Matthias Rust

In 1987, an 18-year-old amateur pilot flew a rented Cessna from Helsinki and landed next to Red Square — humiliating the entire Soviet air defense system.

On May 28, 1987, Matthias Rust — an 18-year-old West German with about 50 hours of flying experience — took off from Helsinki, told air traffic control he was heading to Stockholm, then disabled his radio and turned east toward Moscow instead.

The Soviet air defense system, designed to intercept supersonic bombers, had no idea what to do with a single slow propeller plane. Three surface-to-air missile battalions tracked him but couldn't get authorization to fire. A MiG-23 pilot requested permission to shoot him down near Gdov and was denied. Radar operators kept mistaking his slow, low-flying Cessna for friendly helicopters and training aircraft.

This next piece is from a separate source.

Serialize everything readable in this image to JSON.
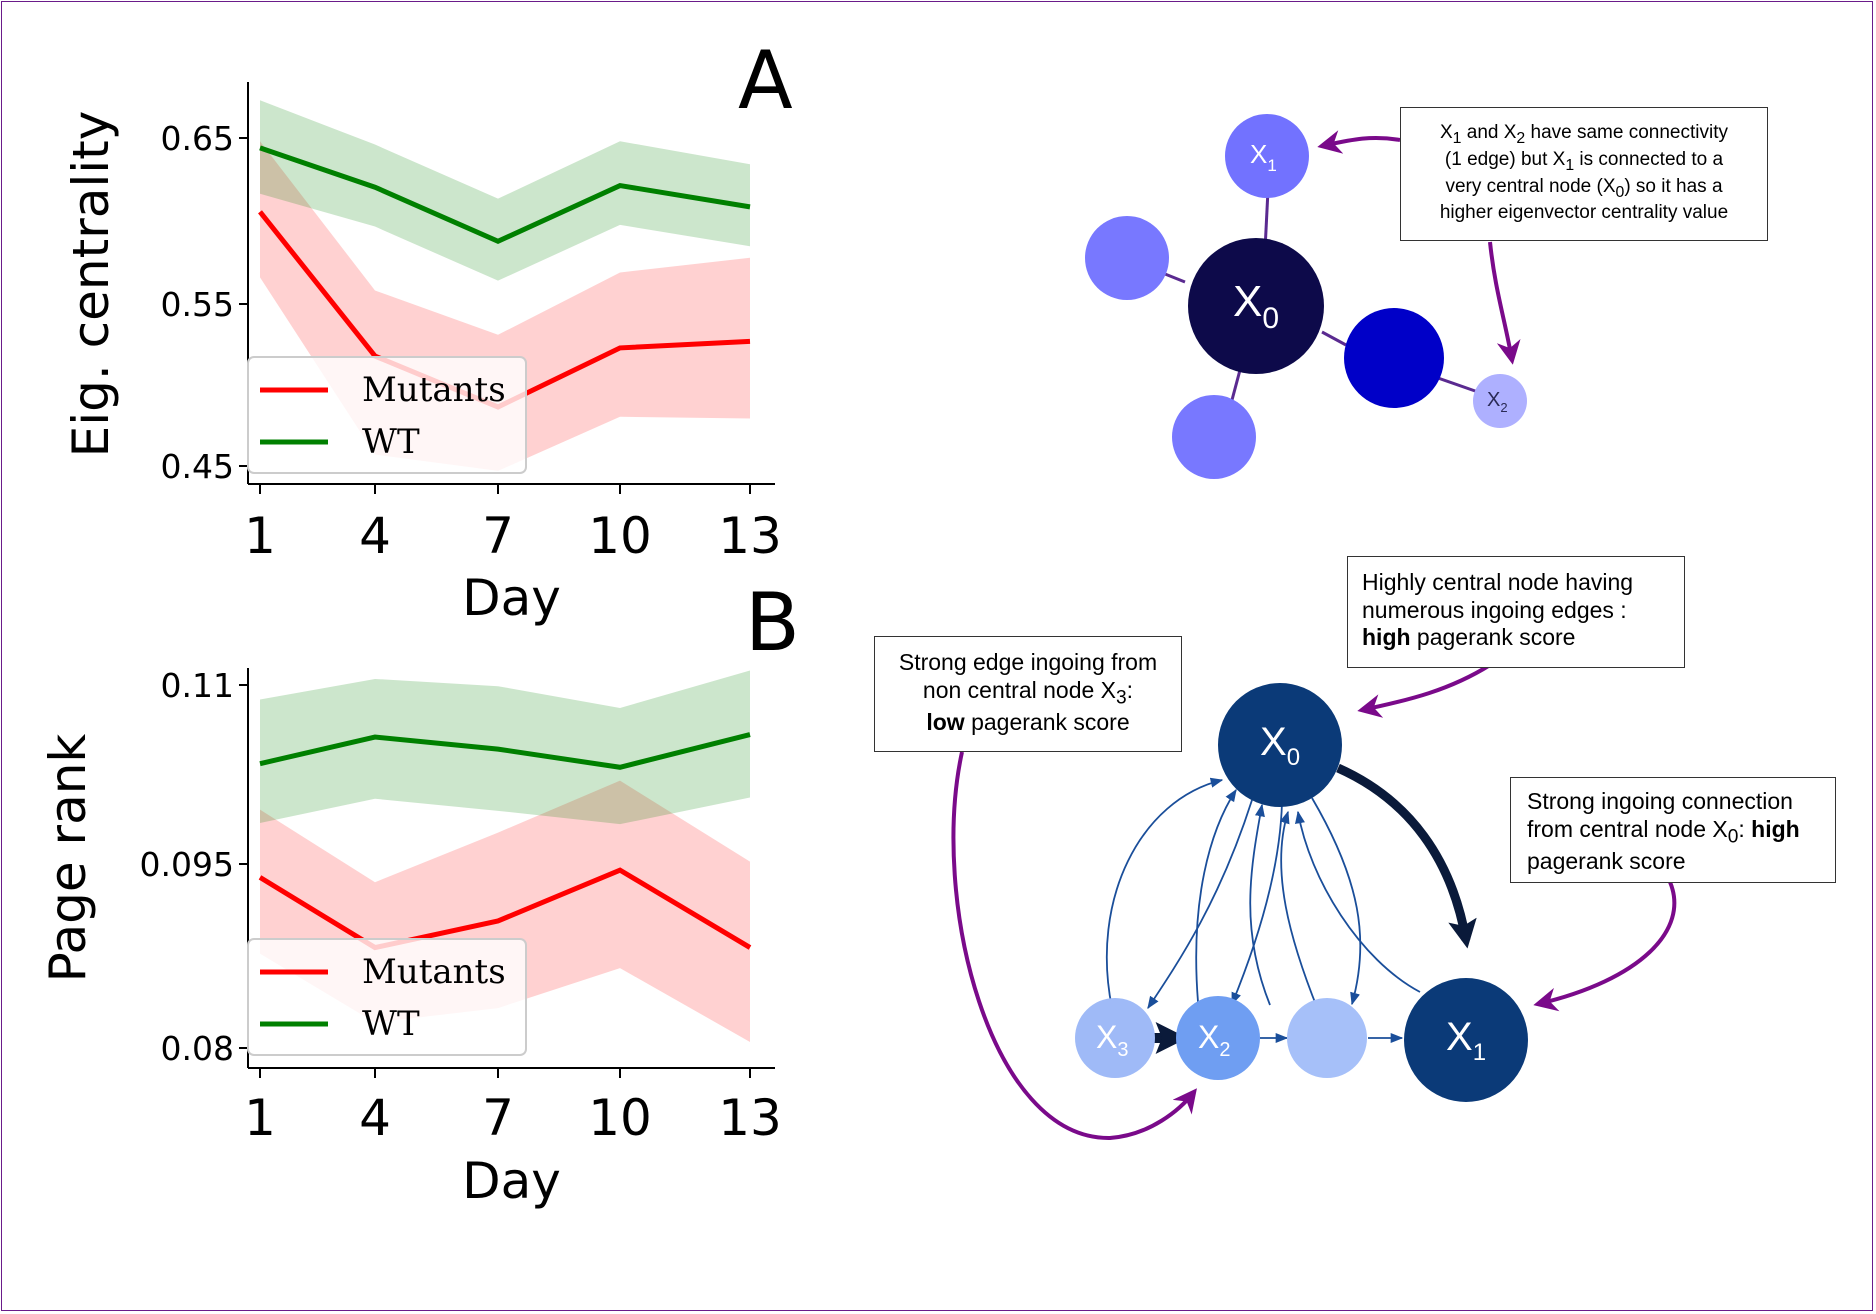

A layer of bureaucratic confusion made it worse: the military had recently reorganized its air defense districts, creating coordination gaps. Search-and-rescue flights for Rust's 'missing' plane (Finland had launched a search when he vanished) were adding more radar clutter. And that morning, Moscow maintenance crews had happened to remove the trolleybus wires usually strung across the bridge where Rust would ultimately land.

Rust circled over Moscow for a while, initially planning to land inside the Kremlin itself. He decided against it — fearing the KGB would deny the whole thing — and instead landed on Bolshoy Moskvoretsky Bridge near St. Basil's Cathedral. Curious Muscovites gathered around the plane and asked for autographs before he was arrested two hours later.

The political fallout was enormous. Gorbachev used the incident to purge the Soviet military of hardliners who opposed his reforms: the Minister of Defence was fired, the commander of Soviet Air Forces was dismissed, and hundreds of additional officers were removed — the largest military purge since Stalin. Moscow residents sarcastically renamed Red Square 'Sheremetyevo-3,' after the city's airports.

Rust was convicted of hooliganism and aviation violations and sentenced to four years in a Soviet labor camp. He served 14 months before being pardoned as a goodwill gesture during the Reagan-Gorbachev arms talks. His family sold the story rights to a German magazine for 100,000 Deutsche Marks. His plane is now in a Berlin museum.